Seu maior desafio na atualidade é o crescimento da emissora. "Este é um mercado muito concorrido e o nosso concorrente é quase hegemônico", fundamenta. Responsável também pelos estados de Santa Catarina e Paraná, ele conta que uma das estratégias adotadas no momento é a interiorização das equipes de jornalismo, no que aposta com entusiasmo. Quanto à sua carreira profissional, diz estar satisfeito, mas admite que não gosta de se acomodar e prefere não fazer planos para o futuro.

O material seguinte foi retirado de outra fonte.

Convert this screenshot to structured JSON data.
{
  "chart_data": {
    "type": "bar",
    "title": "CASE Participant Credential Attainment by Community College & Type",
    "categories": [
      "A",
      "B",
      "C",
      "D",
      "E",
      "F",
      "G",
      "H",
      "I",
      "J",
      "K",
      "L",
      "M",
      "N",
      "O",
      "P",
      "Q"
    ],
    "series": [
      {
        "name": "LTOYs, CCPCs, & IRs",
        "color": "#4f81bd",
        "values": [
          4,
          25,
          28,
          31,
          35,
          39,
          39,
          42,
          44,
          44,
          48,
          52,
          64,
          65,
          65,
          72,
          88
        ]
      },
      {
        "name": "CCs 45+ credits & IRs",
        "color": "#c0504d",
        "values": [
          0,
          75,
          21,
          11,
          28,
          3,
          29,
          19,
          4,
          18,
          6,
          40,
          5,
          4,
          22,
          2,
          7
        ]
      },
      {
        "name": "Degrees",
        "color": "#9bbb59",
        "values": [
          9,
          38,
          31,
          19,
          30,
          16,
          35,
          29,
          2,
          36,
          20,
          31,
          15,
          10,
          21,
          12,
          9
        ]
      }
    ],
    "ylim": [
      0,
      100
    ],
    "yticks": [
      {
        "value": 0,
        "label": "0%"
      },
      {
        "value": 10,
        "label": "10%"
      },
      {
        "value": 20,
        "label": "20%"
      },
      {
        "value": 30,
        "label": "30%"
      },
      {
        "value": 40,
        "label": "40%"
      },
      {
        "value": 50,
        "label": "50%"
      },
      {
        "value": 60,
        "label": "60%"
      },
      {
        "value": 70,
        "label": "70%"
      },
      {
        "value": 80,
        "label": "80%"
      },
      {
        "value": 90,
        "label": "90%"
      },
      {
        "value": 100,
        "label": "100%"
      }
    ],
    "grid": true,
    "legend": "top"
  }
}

Revela que, dentro de alguns anos, uma nova proposta de emprego em outro estado pode fazê-lo balançar. "Aí pego a estrada carregando a família, sem arrependimento", defende. "Mas, agora, estou muito feliz em Porto Alegre ", conclui.


Atenção em dose dupla


Casado há 13 anos, dedica todo o tempo livre para as filhas Ana Vitória e Maria Paula, de um ano e nove meses. "Os finais de semana são delas", enfatiza. Instalado no bairro Ipanema, na zona sul da capital, ele preza pela convivência familiar, apesar das exigências profissionais. Nos dias de semana, sai de casa às 7h e retorna apenas às 20h e, em muitos finais de semana, está fora de casa devido às viagens. "Como a matriz do SBT fica em São Paulo e eu coordeno a região Sul, preciso viajar o tempo todo", explica. Suas férias ficam restritas a 15 dias por ano, "mas são sempre muito bem aproveitadas", garante.


Hoje em dia, encontra dificuldades para se divertir. Acostumado às inúmeras opções de lazer em São Paulo , tem um alto-padrão de exigência e acha Porto Alegre mais restrita nesse sentido. "São Paulo não deixa a desejar em relação a qualquer outro lugar do mundo", ousa afirmar. Presença confirmada em restaurantes paulistas dos mais variados tipos, por aqui ele prefere cozinhar em casa e conta ser essa uma forma de relaxar e estar próximo das filhas. Além disso, não dispensa um jantar à luz de velas com Ana Paula, hábito que os dois mantêm desde os tempos de namoro.


Também aproveita os raros instantes de descanso para ler. Entre as preferências, estão jornais e revistas, através dos quais se mantém atualizado. Para a velhice, imagina uma vida tranqüila e diverte-se ao dizer que ainda percorrerá o caminho de Santiago de Compostela e fixará residência na Patagônia, onde desfrutará da natureza exuberante e das águas límpidas, fumando charutos e tomando ótimos vinhos. "Gosto de pensar nisso no final do dia, após dez horas de trabalho, quando o meu indicador de ceticismo está muito alto", confidencia.